Несколько ударов лопатой делают место чистым и гладким, как ладонь руки. Тогда Коля тщательно набрасывает чертёж земляного ящика и начинает копать ножом. Я помогаю лопатой и отношу землю к ближайшему ровику. Сработать четыре ящика занимает у нас много времени. С нас градом катится пот, и хочется пить до смерти. Солнце становится над большим рвом, разделявшим гору на две части, и теперь невыносимо жжёт спину. Но пойти напиться – некогда и мы продолжаем работать. Вот, наконец, помещения вырыты, приглажены. Требуется ещё высушить квартиры, чтобы в них не завелось сырости. Эту работу Коля не доверяет никому, даже самым закадычным друзьям. Я стою в стороне и с завистью смотрю, как он аккуратно накладывает бумагу в ямки и зажигает её. Показывается чёрный дым, который лениво поднимается над горой и я начинаю прыгать от радости, когда замечаю бледные жёлтые языки огня, вырывающиеся под дымом. Когда просушка готова, я вычищаю вновь помещения и начинается сортировка «дичи». В первую ямку идут пауки, и для пищи мы им набрасываем обескрыленных бабочек. Сверху Коля прилаживал стекло, чтобы можно было наблюдать, как они живут, а я укрепляю его клейкой кашицей из муки, смешанной с водой. В двух других помещениях мы устраивали кузнечиков с жёлтыми бабочками, а последнее предназначалось специально для чёрно-красных, для которых ложем служил сложенный лист лопуха, а пищей – голубенькие васильки. Устроив наших пленников, довольные, мы ложились на землю и следили через стекло, как они живут, что делают, едят ли, как держат себя. Меж тем день подвигался вперёд. Безделье начинало утомлять нас. Забава теряла свой интерес и уставшее внимание требовало новых впечатлений. Постепенно появлялись товарищи и начиналась охота на лягушек, от которых потом наши руки пахли так, точно их вымазали соком от травы. Шум, крик, песни сопровождали охоту, пока кому-нибудь не приходило в голову крикнуть: «купаться!»

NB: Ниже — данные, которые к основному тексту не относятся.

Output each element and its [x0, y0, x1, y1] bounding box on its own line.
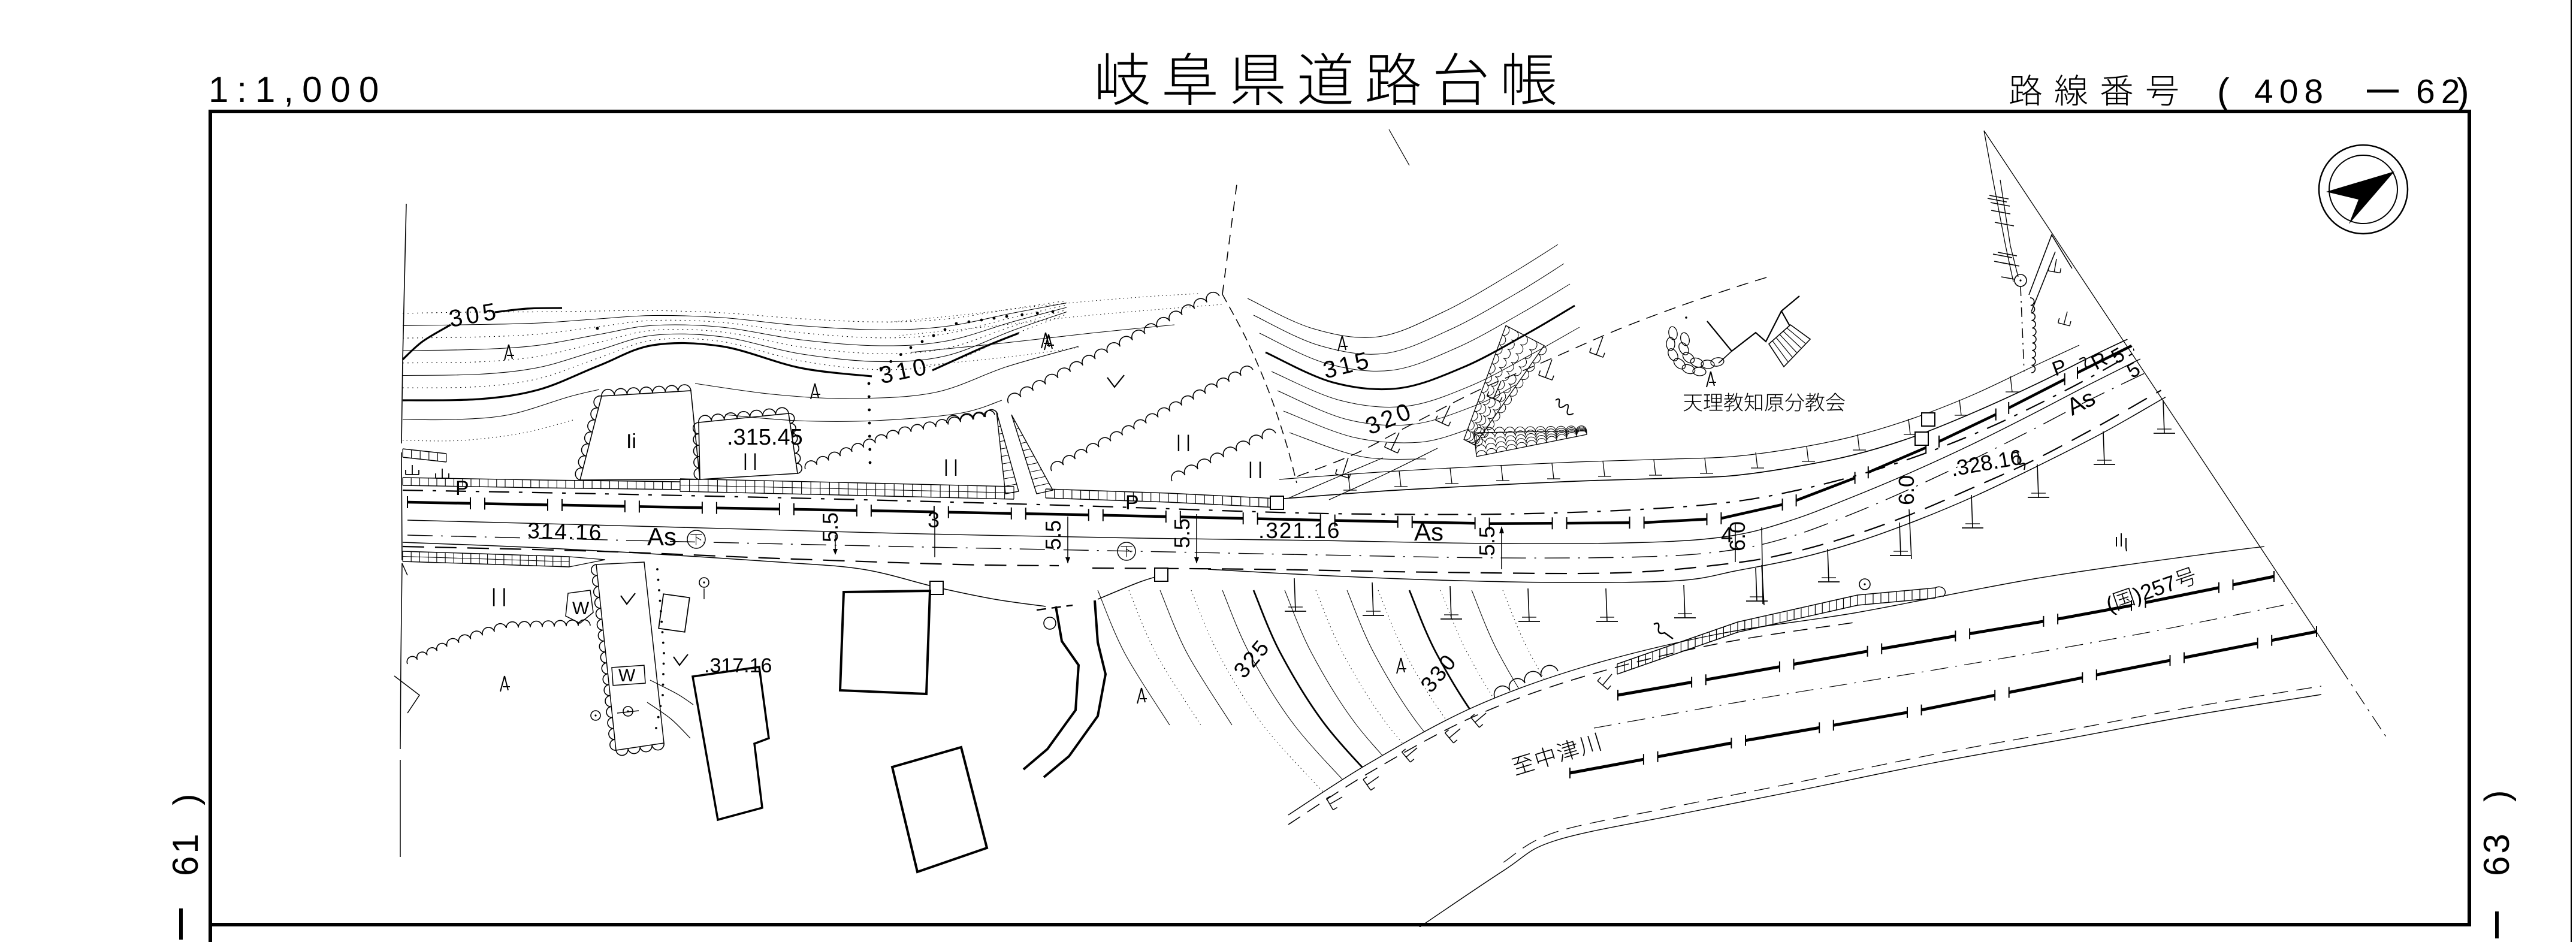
- svg-text:.315.45: .315.45: [727, 425, 803, 450]
- svg-text:6.0: 6.0: [1894, 475, 1919, 505]
- svg-text:| |: | |: [491, 585, 507, 606]
- svg-text:5.5: 5.5: [818, 512, 842, 542]
- svg-text:): ): [167, 794, 206, 805]
- svg-text:61: 61: [165, 831, 206, 876]
- svg-text:1:1,000: 1:1,000: [209, 70, 387, 110]
- svg-text:W: W: [572, 599, 590, 618]
- svg-text:| |: | |: [944, 457, 958, 476]
- svg-text:5.5: 5.5: [1041, 520, 1065, 550]
- svg-text:): ): [2457, 71, 2469, 113]
- svg-text:5.5: 5.5: [1170, 518, 1194, 548]
- svg-text:As: As: [1414, 518, 1443, 546]
- svg-text:W: W: [618, 666, 636, 686]
- svg-text:6.0: 6.0: [1725, 521, 1750, 551]
- svg-text:5.5: 5.5: [1475, 526, 1499, 556]
- svg-text:(: (: [2217, 71, 2230, 113]
- svg-text:63: 63: [2477, 831, 2517, 876]
- svg-text:): ): [2478, 790, 2517, 802]
- svg-text:P: P: [1125, 491, 1139, 514]
- svg-text:3: 3: [928, 508, 940, 532]
- svg-text:| |: | |: [1248, 459, 1263, 479]
- svg-text:| |: | |: [1176, 432, 1191, 452]
- svg-text:P: P: [455, 477, 469, 500]
- svg-text:| |: | |: [743, 451, 757, 470]
- svg-text:Ii: Ii: [626, 430, 636, 453]
- svg-text:314.16: 314.16: [527, 518, 603, 545]
- svg-text:408: 408: [2254, 73, 2329, 111]
- svg-text:.321.16: .321.16: [1258, 518, 1340, 543]
- svg-text:As: As: [647, 523, 677, 551]
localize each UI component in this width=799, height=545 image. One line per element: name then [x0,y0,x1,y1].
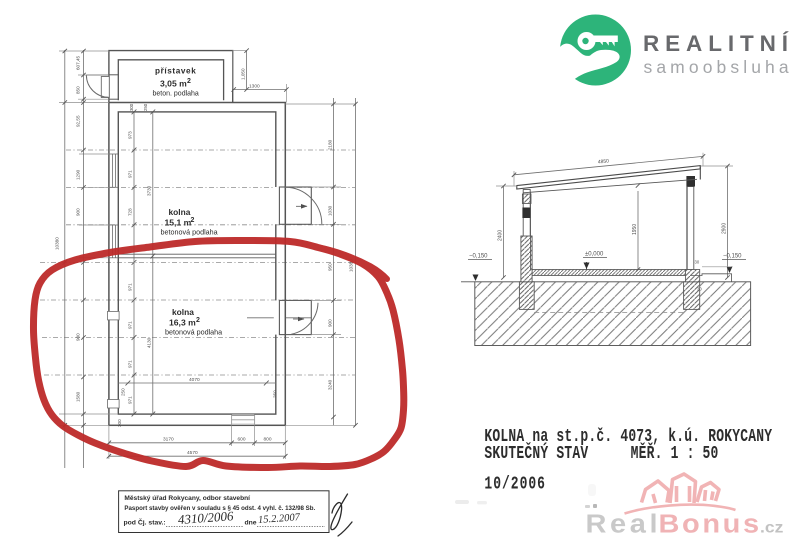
svg-text:±0,000: ±0,000 [585,252,604,258]
svg-text:−0,150: −0,150 [723,254,742,260]
svg-text:607,45: 607,45 [76,56,81,70]
svg-text:dne: dne [245,520,257,527]
svg-text:900: 900 [328,319,333,327]
svg-text:900: 900 [76,333,81,341]
svg-text:MĚŘ. 1 : 50: MĚŘ. 1 : 50 [631,442,719,464]
svg-text:92,55: 92,55 [76,115,81,127]
svg-text:2400: 2400 [498,230,504,241]
svg-text:971: 971 [128,360,133,368]
svg-text:Městský úřad Rokycany, odbor s: Městský úřad Rokycany, odbor stavební [124,495,251,502]
svg-text:beton. podlaha: beton. podlaha [153,91,199,98]
svg-text:3730: 3730 [147,185,152,196]
svg-text:3,05 m: 3,05 m [160,79,187,89]
svg-text:971: 971 [128,170,133,178]
svg-text:4130: 4130 [147,337,152,348]
svg-text:betonová podlaha: betonová podlaha [165,328,222,337]
svg-text:1030: 1030 [328,205,333,216]
svg-text:600: 600 [238,437,246,443]
svg-text:728: 728 [128,208,133,216]
svg-text:10380: 10380 [55,237,60,250]
svg-text:15,1 m: 15,1 m [165,218,192,228]
svg-text:971: 971 [128,283,133,291]
svg-text:1290: 1290 [76,169,81,180]
svg-text:1,050: 1,050 [241,68,246,80]
svg-text:800: 800 [264,437,272,443]
svg-text:pod Čj. stav.:: pod Čj. stav.: [124,518,166,527]
svg-text:971: 971 [128,321,133,329]
svg-text:betonová podlaha: betonová podlaha [161,228,218,237]
svg-text:2900: 2900 [722,223,728,234]
svg-text:4070: 4070 [189,377,200,383]
svg-text:−0,150: −0,150 [469,254,488,260]
svg-text:300: 300 [117,419,122,427]
svg-text:samoobsluha: samoobsluha [644,57,793,77]
svg-text:1300: 1300 [249,84,260,90]
svg-text:přístavek: přístavek [155,67,196,76]
svg-text:16,3 m: 16,3 m [169,318,196,328]
svg-text:Bonus: Bonus [659,509,762,538]
svg-text:2: 2 [196,317,200,324]
svg-text:1950: 1950 [632,224,638,235]
svg-text:1580: 1580 [76,391,81,402]
svg-text:300: 300 [129,103,134,111]
svg-text:971: 971 [128,396,133,404]
svg-text:.cz: .cz [760,518,783,536]
svg-text:2180: 2180 [328,139,333,150]
svg-text:2: 2 [191,217,195,224]
svg-text:3240: 3240 [328,379,333,390]
svg-text:250: 250 [273,390,278,398]
svg-text:10/2006: 10/2006 [484,473,546,494]
svg-text:250: 250 [121,388,126,396]
svg-text:SKUTEČNÝ STAV: SKUTEČNÝ STAV [484,442,588,464]
svg-text:950: 950 [328,263,333,271]
svg-text:850: 850 [76,86,81,94]
svg-text:900: 900 [76,208,81,216]
svg-text:30: 30 [697,287,702,292]
svg-text:2: 2 [187,78,191,85]
svg-text:30: 30 [695,260,700,265]
svg-text:REALITNÍ: REALITNÍ [643,31,794,56]
svg-text:kolna: kolna [169,207,191,217]
svg-text:4570: 4570 [187,450,198,456]
svg-text:Real: Real [586,509,662,538]
svg-text:3170: 3170 [163,437,174,443]
svg-text:kolna: kolna [172,307,194,317]
svg-text:973: 973 [128,131,133,139]
svg-text:4850: 4850 [598,158,610,165]
svg-text:250: 250 [143,103,148,111]
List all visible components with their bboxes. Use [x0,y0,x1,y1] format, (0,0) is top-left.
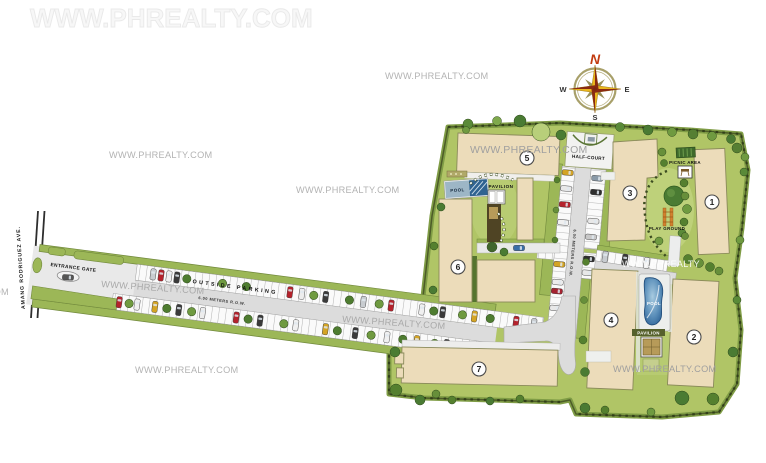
svg-text:WWW.PHREALTY.COM: WWW.PHREALTY.COM [385,71,488,81]
svg-text:E: E [624,85,629,94]
svg-text:PAVILION: PAVILION [637,331,659,336]
svg-text:WWW.PHREALTY.COM: WWW.PHREALTY.COM [613,364,716,374]
svg-text:POOL: POOL [647,301,661,306]
svg-text:N: N [590,51,601,67]
svg-text:PICNIC AREA: PICNIC AREA [669,160,701,165]
svg-text:3: 3 [628,188,633,198]
svg-text:POOL: POOL [450,187,465,193]
svg-text:WWW.PHREALTY.COM: WWW.PHREALTY.COM [470,144,588,156]
svg-text:WWW.PHREALTY.COM: WWW.PHREALTY.COM [296,185,399,195]
svg-text:2: 2 [692,332,697,342]
svg-text:WWW.PHREALTY: WWW.PHREALTY [622,259,700,269]
svg-text:6: 6 [456,262,461,272]
svg-text:WWW.PHREALTY.COM: WWW.PHREALTY.COM [30,3,313,33]
svg-text:W: W [559,85,567,94]
svg-text:WWW.PHREALTY.COM: WWW.PHREALTY.COM [135,365,238,375]
svg-text:1: 1 [710,197,715,207]
svg-text:S: S [592,113,597,122]
svg-text:WWW.PHREALTY.COM: WWW.PHREALTY.COM [0,287,9,297]
svg-text:AMANG RODRIGUEZ AVE.: AMANG RODRIGUEZ AVE. [16,226,27,309]
svg-text:PLAY GROUND: PLAY GROUND [649,226,685,231]
svg-text:PAVILION: PAVILION [488,184,513,189]
svg-text:4: 4 [609,315,614,325]
svg-text:7: 7 [477,364,482,374]
svg-text:WWW.PHREALTY.COM: WWW.PHREALTY.COM [109,150,212,160]
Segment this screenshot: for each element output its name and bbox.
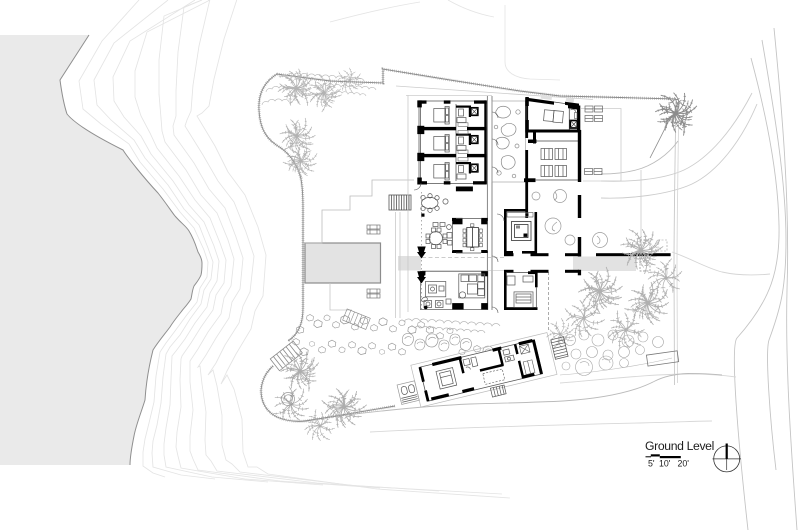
svg-text:Ground Level: Ground Level (645, 439, 714, 453)
svg-text:20': 20' (678, 459, 690, 469)
svg-text:5': 5' (648, 459, 655, 469)
svg-text:10': 10' (659, 459, 671, 469)
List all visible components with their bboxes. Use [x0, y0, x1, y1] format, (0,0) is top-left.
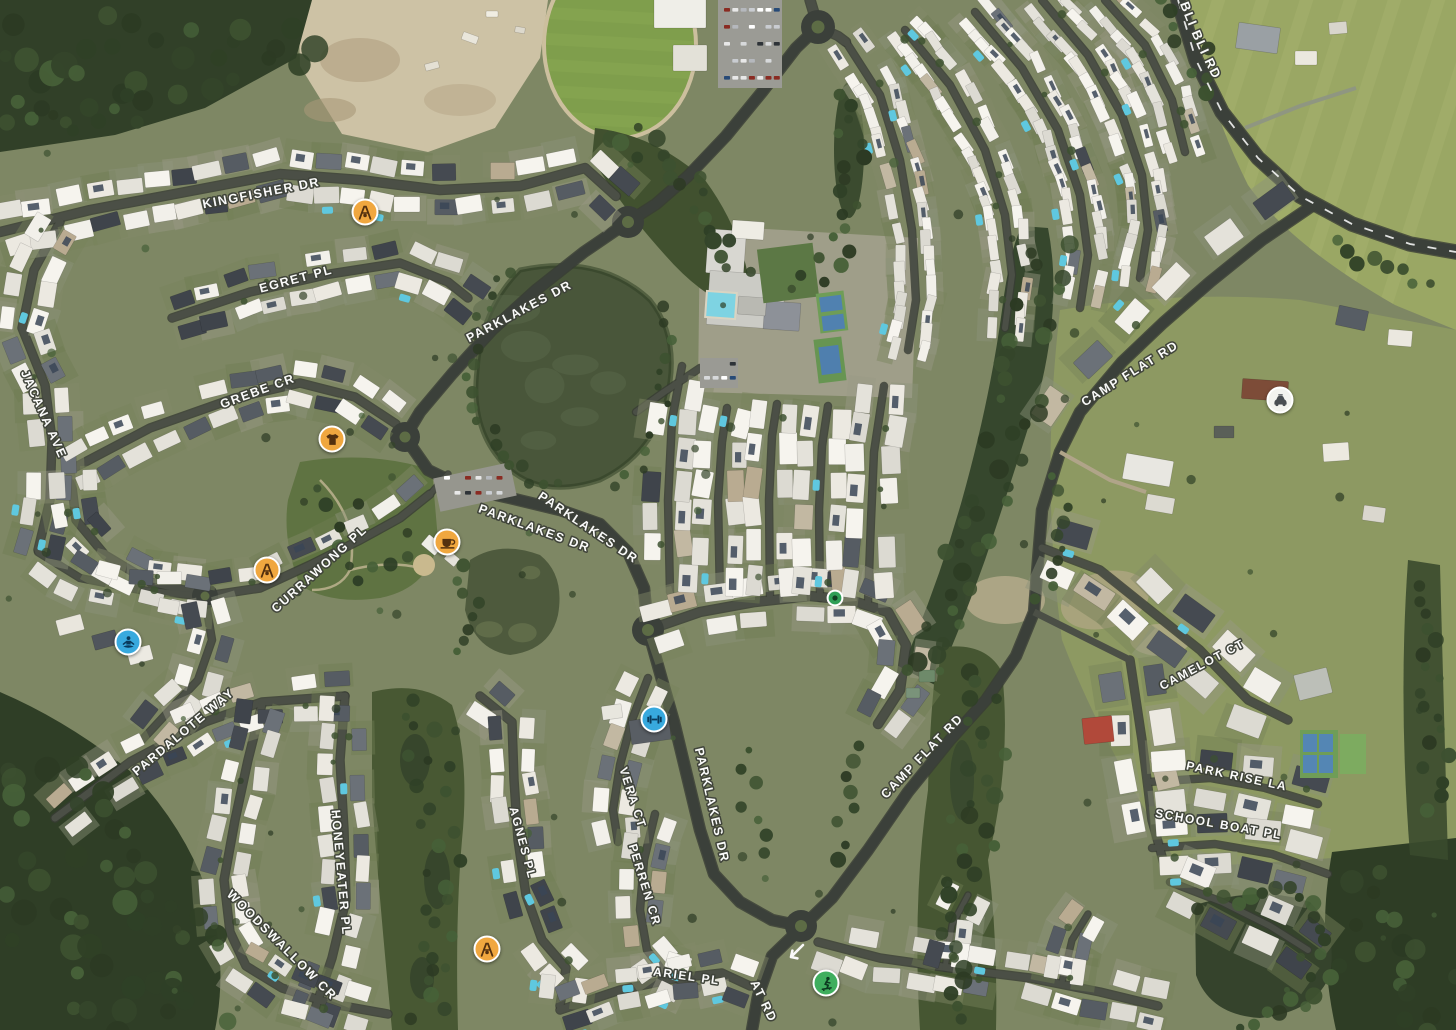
poi-playground-marker[interactable] [474, 936, 501, 963]
poi-playground-marker[interactable] [352, 199, 379, 226]
poi-fitness-marker[interactable] [641, 706, 668, 733]
poi-marker-layer [0, 0, 1456, 1030]
poi-transit-dot-marker[interactable] [826, 589, 844, 607]
poi-clothing-marker[interactable] [319, 426, 346, 453]
one-way-arrow-icon [783, 939, 809, 965]
poi-yoga-marker[interactable] [115, 629, 142, 656]
poi-skate-marker[interactable] [813, 970, 840, 997]
poi-cafe-marker[interactable] [434, 529, 461, 556]
poi-car-marker[interactable] [1267, 387, 1294, 414]
poi-playground-marker[interactable] [254, 557, 281, 584]
satellite-map[interactable]: KINGFISHER DREGRET PLPARKLAKES DRJACANA … [0, 0, 1456, 1030]
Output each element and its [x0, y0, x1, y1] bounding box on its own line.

Охота моментально бросалась; все сбрасывали парусиновые рубашки, устраивали их в виде ранцев на спине, закрепляли кушаками, и торжественным шагом шли стороной к морю. А вечером счастливые, утомлённые здоровой усталостью, с мечтами и приятными заботами о завтрашнем дне, мы засыпали, как мёртвые, почти равнодушные к ужину, к упрёкам матери, к воркотне дорогой бабушки.